This article describes the impending bans of P from lawn maintenance fertilizers for many states in the USA. It’s fascinating to note that even a fertilizer maker like Scotts (makers of “MiracleGroTM”) would be able to recognize P excess when it sees it. Unfortunately, for crops one can’t leave everything on the field to be recycled – the crop itself of course needs to be removed. But this does point out how return of unharvested biomass can maintain P balance and avoid unnecessary fertilizer application.

A couple of interesting side notes: Scotts fertilizer for starting a lawn would still contain P and Scotts brand of “organic” fertilizer, which is based on manure, would still contain P. Not entirely clear to me how that helps with the P runoff problem, but there you are.

Also fascinating is the fact that, in Wisconsin, P-containing Milorganite fertilizer will still be allowed under pending P ban legislation. Milorganite is the trade-name of a fertilizer produced in Milwaukee from biosolids from wastewater. It’s been produced for nearly 100 years. Old school sustainability!

*SIC: It’s “phosphorus” NOT “phosphorous”. Urgh.

3 Comments leave one →
  1. June 10, 2011 1:17 am

    but why do these lawns not need more phosphorus? just like in the grassland, the available P is very low,but it seems that grassland don’t need so much phosphorus.well,why?

  2. July 16, 2011 2:26 am

    I think the principle is that the lawn clippings, if left on the lawn, will be decomposed and their P can be used by the grass to make new grass (and be cut the next time, etc). A cycle!

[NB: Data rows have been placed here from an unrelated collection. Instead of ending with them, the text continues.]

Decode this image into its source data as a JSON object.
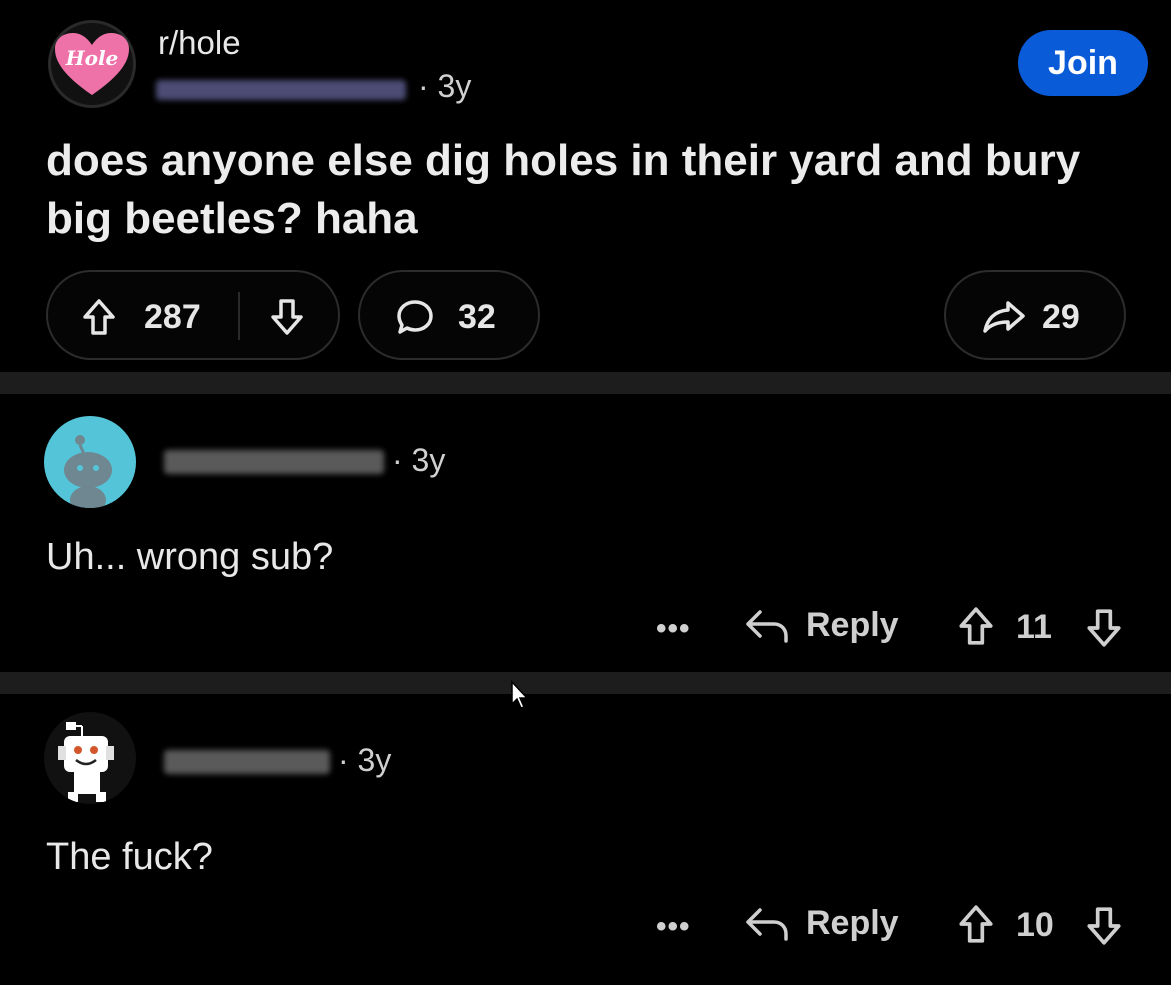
{
  "post": {
    "subreddit": "r/hole",
    "subreddit_logo_text": "Hole",
    "age": "· 3y",
    "join_label": "Join",
    "title": "does anyone else dig holes in their yard and bury big beetles? haha",
    "upvotes": "287",
    "comments": "32",
    "shares": "29"
  },
  "comments": [
    {
      "age": "· 3y",
      "text": "Uh... wrong sub?",
      "more": "•••",
      "reply_label": "Reply",
      "score": "11"
    },
    {
      "age": "· 3y",
      "text": "The fuck?",
      "more": "•••",
      "reply_label": "Reply",
      "score": "10"
    }
  ],
  "colors": {
    "background": "#000000",
    "join": "#0a5bd8",
    "logo_pink": "#ee72a8",
    "avatar_cyan": "#54c5d9"
  }
}
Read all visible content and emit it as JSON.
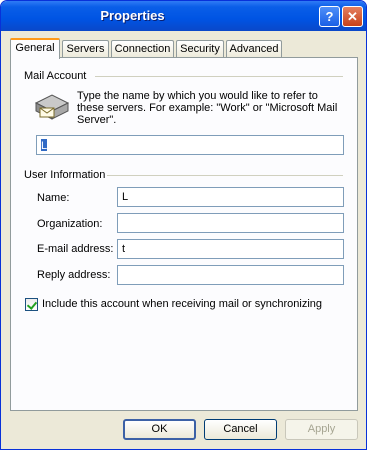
{
  "window": {
    "title": "Properties",
    "help_glyph": "?",
    "close_glyph": "✕"
  },
  "tabs": [
    {
      "label": "General",
      "active": true
    },
    {
      "label": "Servers",
      "active": false
    },
    {
      "label": "Connection",
      "active": false
    },
    {
      "label": "Security",
      "active": false
    },
    {
      "label": "Advanced",
      "active": false
    }
  ],
  "mail_account": {
    "section_label": "Mail Account",
    "description": "Type the name by which you would like to refer to these servers.  For example: \"Work\" or \"Microsoft Mail Server\".",
    "account_name_value": "L",
    "icon": "mail-server-icon"
  },
  "user_information": {
    "section_label": "User Information",
    "name_label": "Name:",
    "name_value": "L",
    "organization_label": "Organization:",
    "organization_value": "",
    "email_label": "E-mail address:",
    "email_value": "t",
    "reply_label": "Reply address:",
    "reply_value": ""
  },
  "include_account": {
    "label": "Include this account when receiving mail or synchronizing",
    "checked": true
  },
  "buttons": {
    "ok": "OK",
    "cancel": "Cancel",
    "apply": "Apply"
  },
  "colors": {
    "titlebar": "#0054e3",
    "tab_highlight": "#ff9a1a",
    "check": "#21a121"
  }
}
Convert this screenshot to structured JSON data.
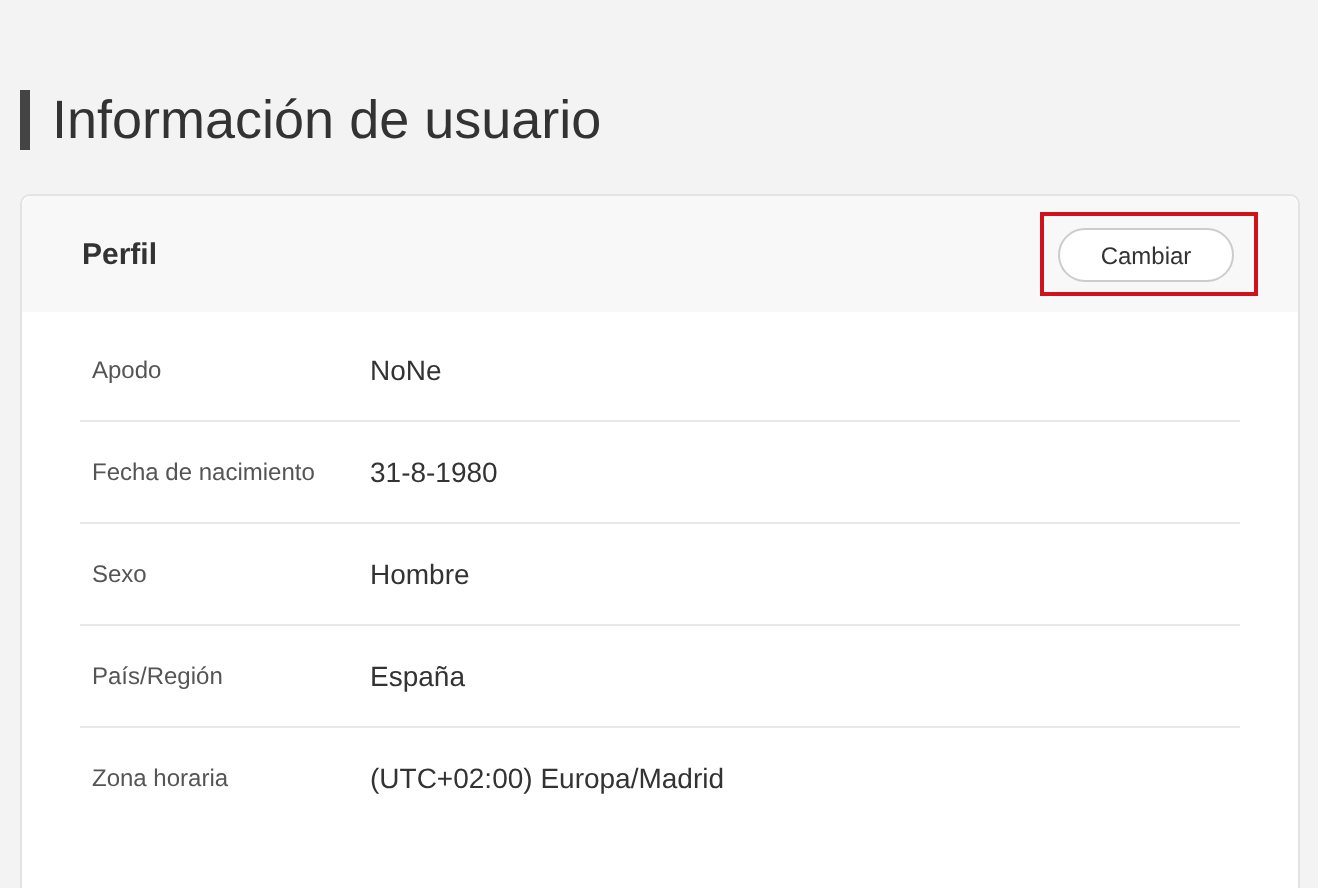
{
  "page_title": "Información de usuario",
  "card": {
    "title": "Perfil",
    "button": {
      "label": "Cambiar",
      "highlighted": true
    },
    "rows": [
      {
        "label": "Apodo",
        "value": "NoNe"
      },
      {
        "label": "Fecha de nacimiento",
        "value": "31-8-1980"
      },
      {
        "label": "Sexo",
        "value": "Hombre"
      },
      {
        "label": "País/Región",
        "value": "España"
      },
      {
        "label": "Zona horaria",
        "value": "(UTC+02:00) Europa/Madrid"
      }
    ]
  }
}
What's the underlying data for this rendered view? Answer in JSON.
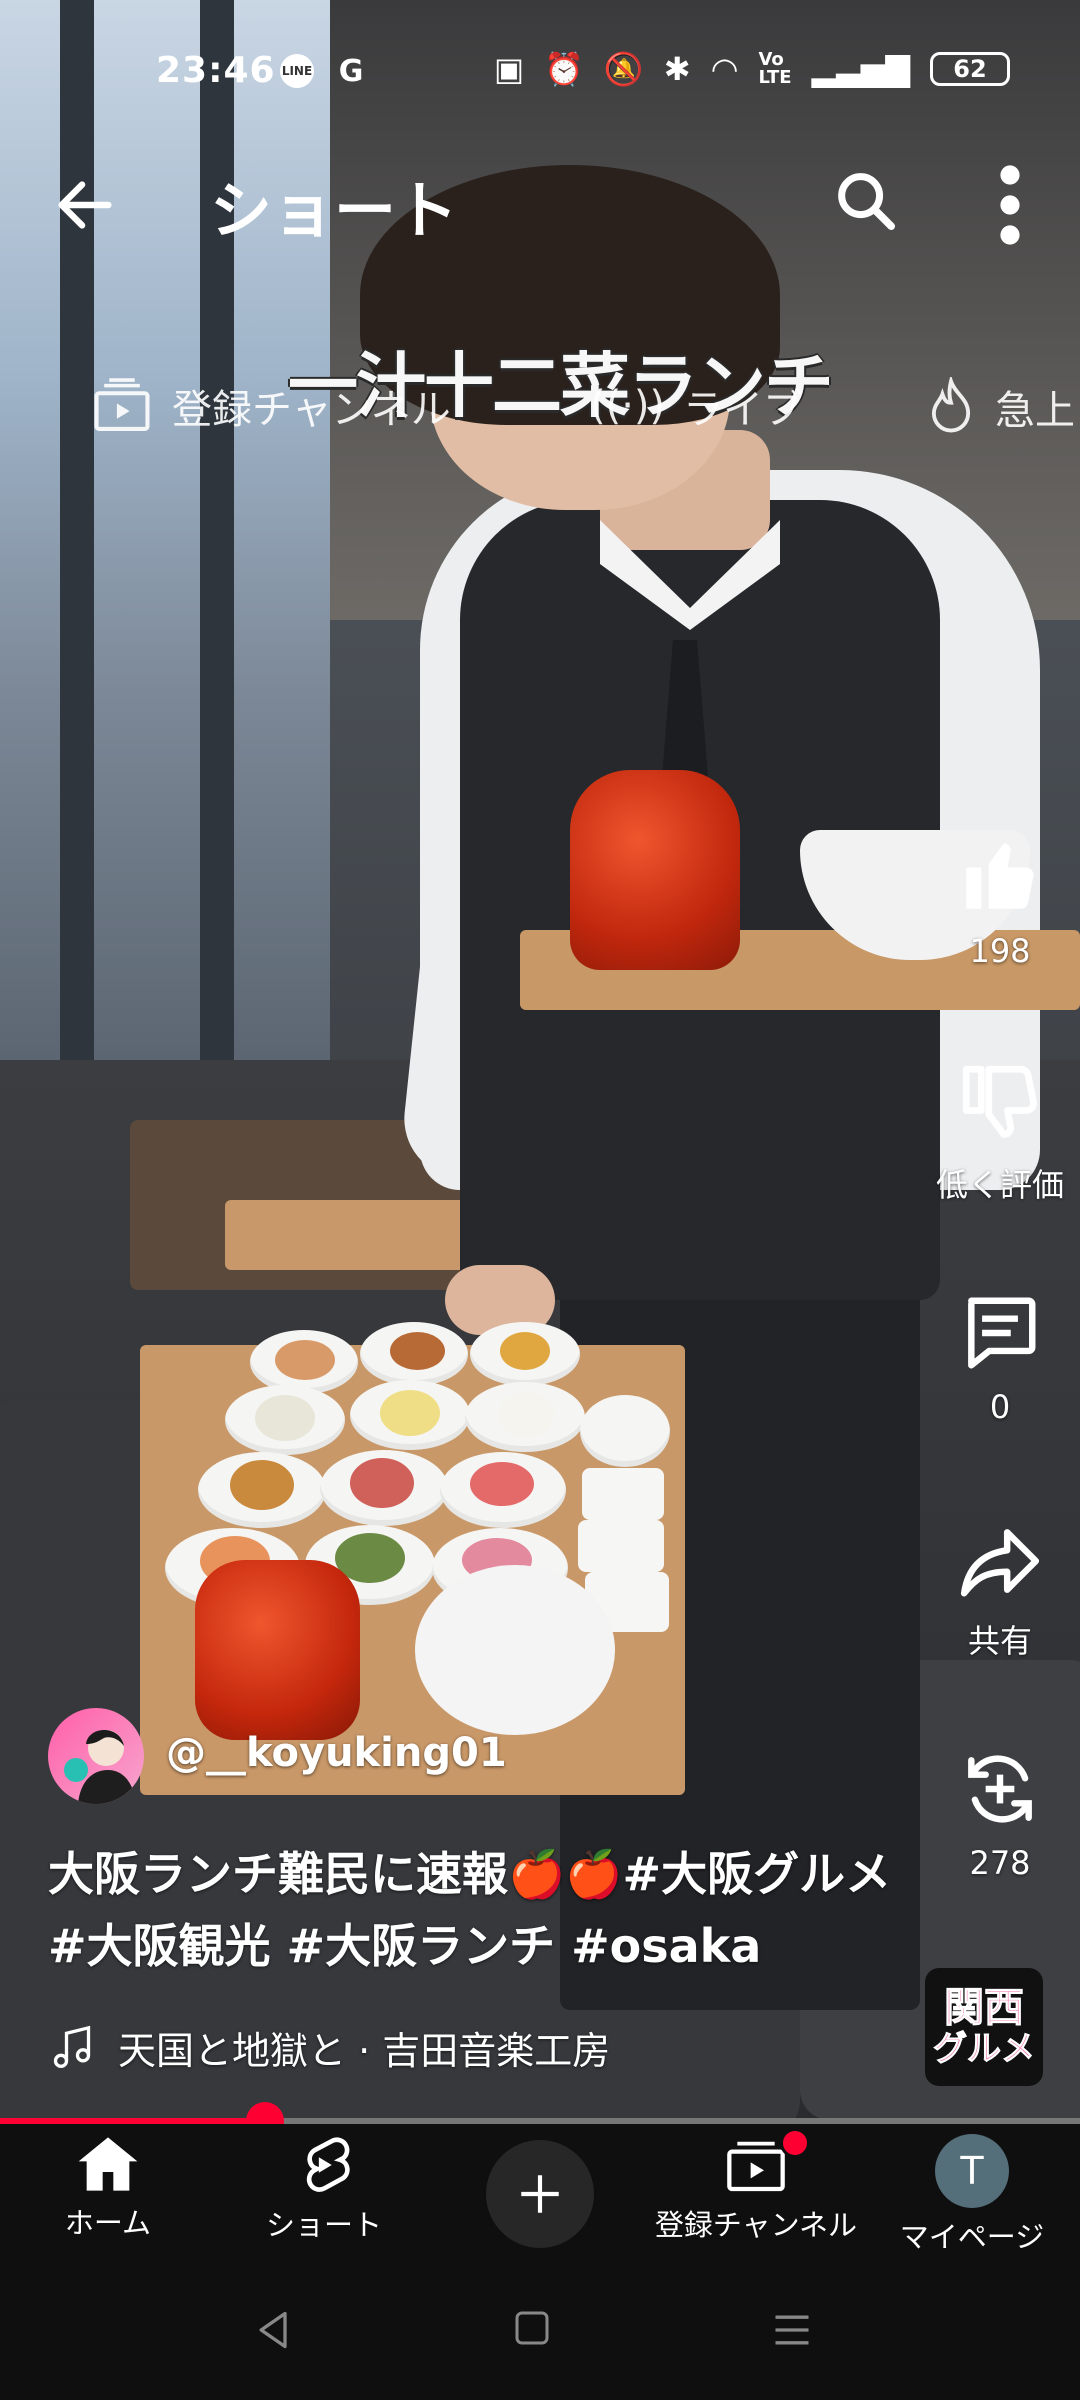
{
  "status_bar": {
    "time": "23:46",
    "apps": [
      "LINE",
      "G"
    ],
    "battery": "62"
  },
  "header": {
    "title": "ショート"
  },
  "channel_strip": {
    "items": [
      "登録チャンネル",
      "ライブ",
      "急上"
    ]
  },
  "video": {
    "overlay_caption": "一汁十二菜ランチ",
    "badge_line1": "関西",
    "badge_line2": "グルメ",
    "progress_fraction": 0.245
  },
  "rail": {
    "like_count": "198",
    "dislike_label": "低く評価",
    "comment_count": "0",
    "share_label": "共有",
    "remix_count": "278"
  },
  "channel": {
    "handle": "@__koyuking01",
    "description": "大阪ランチ難民に速報🍎🍎#大阪グルメ #大阪観光 #大阪ランチ #osaka",
    "music": "天国と地獄と · 吉田音楽工房"
  },
  "bottom_nav": {
    "home": "ホーム",
    "shorts": "ショート",
    "subscriptions": "登録チャンネル",
    "mypage": "マイページ",
    "user_initial": "T"
  },
  "colors": {
    "accent": "#ff0033",
    "nav_bg": "#0f0f0f"
  }
}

    Note from the blog post that fertilizers for establishing a lawn will still contain P; this makes sense as the grass seeds need to make a lot of new roots and shoots in getting established. This might be tough if they are sown onto poor soil without much P. So, the idea, then, is that establishing a lawn might require a P subsidy but the established lawn, assuming the clippings are returned to the lawn, might not need any extra P. On the other hand, N is pretty easy to lose (as ammonia into the atmosphere, as nitrate moving in runoff water, as N2 gas if there are places where microbes can “denitrify” it) and might need to be continuously fertilized to keep the lawn nice and green but P is a bit “stickier” and doesn’t get lost at such high rates. Hope this helps.

  3. haiyang permalink
    July 25, 2011 2:27 pm

    If we clip the grassland year by year and not return the clippings back, as your “cycle hypothesis”, the grassland will become P-limited. I have a hypothesis: if the clipped grassland become nutrient-limited and retrogress, which is the major reason, N or P?

    Is the idea “the established lawn, assuming the clippings are returned to the lawn, might not need any extra P” means that as in the grassland, organic P is the major sources in the long term? some references think the NaOH-Pi is the one that sustain the ecosystem.
    anyway, thank you for your explain and suggestion.